MODUL LITERASI DIGITAL
“Ilusi di Balik Media Sosial”
Memahami Realita vs Tampilan di Dunia Digital
A. Pendahuluan
Di era
sekarang, hampir semua siswa menggunakan media sosial seperti Instagram, TikTok,
dan YouTube. Setiap hari, berbagai konten muncul: orang liburan, pamer
kesuksesan, foto estetik, hingga kehidupan yang terlihat sempurna.
Namun,
penting untuk dipahami bahwa tidak semua yang terlihat di media sosial
adalah kenyataan sepenuhnya.
Modul ini
bertujuan membantu siswa:
- memahami isi media sosial
secara kritis
- tidak mudah terpengaruh
- tetap percaya diri dengan
kehidupan sendiri
B. Apa Itu Media Sosial?
Media
sosial adalah platform digital yang digunakan untuk:
- berbagi foto dan video
- berkomunikasi
- mengekspresikan diri
Namun,
media sosial juga berfungsi sebagai tempat membangun citra diri (image).
Artinya:
orang bisa memilih bagaimana ingin terlihat di depan orang lain.
C. Realita vs Tampilan di Media Sosial
1. Apa yang Ditampilkan
Di media
sosial, biasanya orang hanya menampilkan:
- momen bahagia
- pencapaian
- penampilan terbaik
- liburan dan kesenangan
2. Apa yang Tidak Ditampilkan
Yang
sering disembunyikan:
- kegagalan
- masalah keluarga
- stres dan tekanan
- perjuangan hidup
Jadi,
yang terlihat hanya bagian terbaik, bukan seluruh kehidupan.
D. Kenapa Media Sosial Terlihat “Sempurna”?
Ada
beberapa alasan:
1. Dipilih dari Banyak Momen
- Dari 100 foto → hanya 1 yang
di-upload
- Yang jelek tidak ditampilkan
2. Menggunakan Editing
- filter wajah
- pencahayaan
- aplikasi edit
3. Sudut Pengambilan (Angle)
- posisi kamera bisa membuat
wajah/objek terlihat lebih bagus
Hasilnya:
terlihat lebih sempurna dari aslinya.
E. Fenomena Influencer
Influencer
adalah orang yang terkenal di media sosial dan memiliki banyak pengikut.
Mereka
sering terlihat:
- kaya
- bahagia
- sukses
Namun, di
balik itu bisa saja:
- ada tekanan kerja
- harus terus membuat konten
- mengalami stres
Artinya: yang
terlihat tidak selalu menggambarkan kondisi sebenarnya.
F. Dampak Jika Tidak Paham
Jika
melihat media sosial tanpa berpikir kritis, bisa terjadi:
- merasa hidup kurang
dibanding orang lain
- minder atau tidak percaya
diri
- ingin hidup seperti orang
lain
- merasa tertinggal
Dalam
psikologi, ini disebut membandingkan diri secara sosial (social
comparison).
G. Cara Bijak Menggunakan Media Sosial
Agar
tidak terjebak ilusi media sosial, lakukan hal berikut:
- Ingat: Ini Hanya Cuplikan
Media sosial hanya menunjukkan sebagian kecil kehidupan. - Jangan Mudah Membandingkan
Setiap orang punya jalan hidup berbeda. - Gunakan untuk Belajar
Ambil hal positif, bukan untuk iri. - Batasi Penggunaan
Terlalu lama di media sosial bisa memengaruhi kesehatan mental. - Fokus pada Diri Sendiri
Kembangkan potensi diri, bukan mengikuti standar orang lain.
H. Aktivitas Refleksi Siswa
Jawablah
pertanyaan berikut:
- Pernahkah merasa minder
setelah melihat media sosial?
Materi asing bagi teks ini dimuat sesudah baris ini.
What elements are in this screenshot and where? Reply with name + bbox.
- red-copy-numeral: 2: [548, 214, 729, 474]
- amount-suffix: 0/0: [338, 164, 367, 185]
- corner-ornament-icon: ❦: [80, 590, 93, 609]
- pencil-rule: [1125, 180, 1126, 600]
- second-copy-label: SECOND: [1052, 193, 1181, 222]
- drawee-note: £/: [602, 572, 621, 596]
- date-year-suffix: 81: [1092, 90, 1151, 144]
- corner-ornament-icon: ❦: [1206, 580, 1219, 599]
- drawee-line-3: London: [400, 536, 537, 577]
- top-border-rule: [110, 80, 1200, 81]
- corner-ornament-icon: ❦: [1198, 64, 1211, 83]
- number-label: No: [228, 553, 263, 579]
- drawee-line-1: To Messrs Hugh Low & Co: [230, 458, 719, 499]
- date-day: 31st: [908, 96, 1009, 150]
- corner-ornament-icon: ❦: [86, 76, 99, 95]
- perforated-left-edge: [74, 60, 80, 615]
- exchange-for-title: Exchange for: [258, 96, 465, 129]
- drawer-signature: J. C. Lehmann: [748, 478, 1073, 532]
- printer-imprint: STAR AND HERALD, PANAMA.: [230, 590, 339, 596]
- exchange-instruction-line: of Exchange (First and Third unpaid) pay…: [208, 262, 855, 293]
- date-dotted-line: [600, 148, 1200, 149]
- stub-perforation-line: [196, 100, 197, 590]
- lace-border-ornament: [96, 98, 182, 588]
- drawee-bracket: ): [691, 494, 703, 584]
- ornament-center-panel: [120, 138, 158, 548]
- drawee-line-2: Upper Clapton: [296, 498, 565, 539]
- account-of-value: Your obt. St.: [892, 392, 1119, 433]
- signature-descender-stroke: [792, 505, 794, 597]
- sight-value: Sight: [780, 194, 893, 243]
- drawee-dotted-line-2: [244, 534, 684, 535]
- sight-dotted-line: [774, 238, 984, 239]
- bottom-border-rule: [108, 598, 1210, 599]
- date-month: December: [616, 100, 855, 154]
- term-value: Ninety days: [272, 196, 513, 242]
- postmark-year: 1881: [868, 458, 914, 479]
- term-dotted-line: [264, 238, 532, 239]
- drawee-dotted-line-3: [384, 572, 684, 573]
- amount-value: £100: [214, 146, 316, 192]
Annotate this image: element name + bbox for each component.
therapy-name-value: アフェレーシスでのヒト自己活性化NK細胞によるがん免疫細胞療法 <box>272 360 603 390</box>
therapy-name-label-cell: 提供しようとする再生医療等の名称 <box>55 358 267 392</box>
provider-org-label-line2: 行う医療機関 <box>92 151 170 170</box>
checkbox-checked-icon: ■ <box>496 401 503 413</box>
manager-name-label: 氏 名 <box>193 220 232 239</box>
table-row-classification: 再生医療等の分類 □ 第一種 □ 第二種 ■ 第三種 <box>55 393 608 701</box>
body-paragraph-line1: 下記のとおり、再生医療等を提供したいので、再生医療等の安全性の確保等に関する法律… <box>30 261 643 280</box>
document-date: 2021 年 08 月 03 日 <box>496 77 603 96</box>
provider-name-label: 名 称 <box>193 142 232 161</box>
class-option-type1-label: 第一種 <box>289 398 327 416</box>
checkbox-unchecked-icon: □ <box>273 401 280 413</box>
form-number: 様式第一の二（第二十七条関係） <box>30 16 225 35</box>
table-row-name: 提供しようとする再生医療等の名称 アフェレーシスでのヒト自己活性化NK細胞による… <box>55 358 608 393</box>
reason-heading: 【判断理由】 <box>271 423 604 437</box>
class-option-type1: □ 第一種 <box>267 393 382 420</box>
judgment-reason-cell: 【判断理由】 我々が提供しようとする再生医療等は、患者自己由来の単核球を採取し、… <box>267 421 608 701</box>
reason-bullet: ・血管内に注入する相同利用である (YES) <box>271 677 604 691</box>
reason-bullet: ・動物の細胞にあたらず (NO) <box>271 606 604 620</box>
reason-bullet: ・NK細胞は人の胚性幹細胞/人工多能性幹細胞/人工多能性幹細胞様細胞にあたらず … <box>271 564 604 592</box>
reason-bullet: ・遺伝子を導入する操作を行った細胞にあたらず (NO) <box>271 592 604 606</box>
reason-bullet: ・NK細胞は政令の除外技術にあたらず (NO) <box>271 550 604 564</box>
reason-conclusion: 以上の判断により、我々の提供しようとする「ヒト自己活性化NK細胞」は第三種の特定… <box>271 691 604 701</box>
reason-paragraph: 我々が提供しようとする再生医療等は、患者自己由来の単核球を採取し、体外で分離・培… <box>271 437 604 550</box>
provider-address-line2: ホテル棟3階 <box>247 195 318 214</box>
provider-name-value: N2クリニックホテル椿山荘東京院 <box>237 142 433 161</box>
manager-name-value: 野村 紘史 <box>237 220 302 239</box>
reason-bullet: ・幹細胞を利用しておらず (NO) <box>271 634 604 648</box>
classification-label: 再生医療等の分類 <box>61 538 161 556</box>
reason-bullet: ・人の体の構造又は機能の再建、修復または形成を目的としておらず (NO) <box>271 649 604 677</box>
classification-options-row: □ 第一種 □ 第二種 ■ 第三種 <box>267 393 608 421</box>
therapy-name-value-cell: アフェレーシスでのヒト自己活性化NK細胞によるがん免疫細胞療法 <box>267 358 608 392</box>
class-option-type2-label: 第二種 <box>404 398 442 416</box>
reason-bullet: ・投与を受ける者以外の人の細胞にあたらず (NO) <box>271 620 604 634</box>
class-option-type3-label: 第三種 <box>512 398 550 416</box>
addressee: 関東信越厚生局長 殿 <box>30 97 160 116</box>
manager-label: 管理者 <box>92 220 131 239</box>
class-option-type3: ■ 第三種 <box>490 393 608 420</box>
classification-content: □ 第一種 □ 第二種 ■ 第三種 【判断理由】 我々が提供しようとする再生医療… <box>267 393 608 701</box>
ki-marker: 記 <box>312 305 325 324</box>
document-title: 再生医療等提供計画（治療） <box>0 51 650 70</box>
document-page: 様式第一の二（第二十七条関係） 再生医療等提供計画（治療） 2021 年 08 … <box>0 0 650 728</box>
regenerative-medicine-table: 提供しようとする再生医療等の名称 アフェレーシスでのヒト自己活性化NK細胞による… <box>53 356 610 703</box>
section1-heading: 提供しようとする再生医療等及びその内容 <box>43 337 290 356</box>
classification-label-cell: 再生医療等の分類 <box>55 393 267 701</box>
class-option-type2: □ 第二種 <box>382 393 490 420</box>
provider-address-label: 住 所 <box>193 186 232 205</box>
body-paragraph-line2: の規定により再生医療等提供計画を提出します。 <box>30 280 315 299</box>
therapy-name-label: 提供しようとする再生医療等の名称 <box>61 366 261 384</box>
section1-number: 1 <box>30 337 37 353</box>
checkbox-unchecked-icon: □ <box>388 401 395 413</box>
Jelaskan.
- Konten seperti apa yang
sering membuat iri?
- Apakah yakin kehidupan di
media sosial itu nyata sepenuhnya?
- Apa yang akan dilakukan agar
lebih bijak menggunakan media sosial?
I. Kesimpulan
Media
sosial bukanlah gambaran kehidupan yang utuh. Apa yang terlihat sering kali
merupakan hasil pilihan, editan, dan pengemasan.
Kesimpulan
sederhana:
Media sosial adalah cuplikan
terbaik, bukan cerita lengkap kehidupan seseorang.
Dengan
memahami hal ini, siswa diharapkan:
- lebih percaya diri
- tidak mudah terpengaruh
- lebih bijak dalam
menggunakan media sosial
J. Pesan Penutup
“Jangan
bandingkan kehidupan nyata dengan kehidupan orang lain di media sosial. Karena
yang dibandingkan sering kali tidak seimbang: yang asli vs yang sudah dipoles.”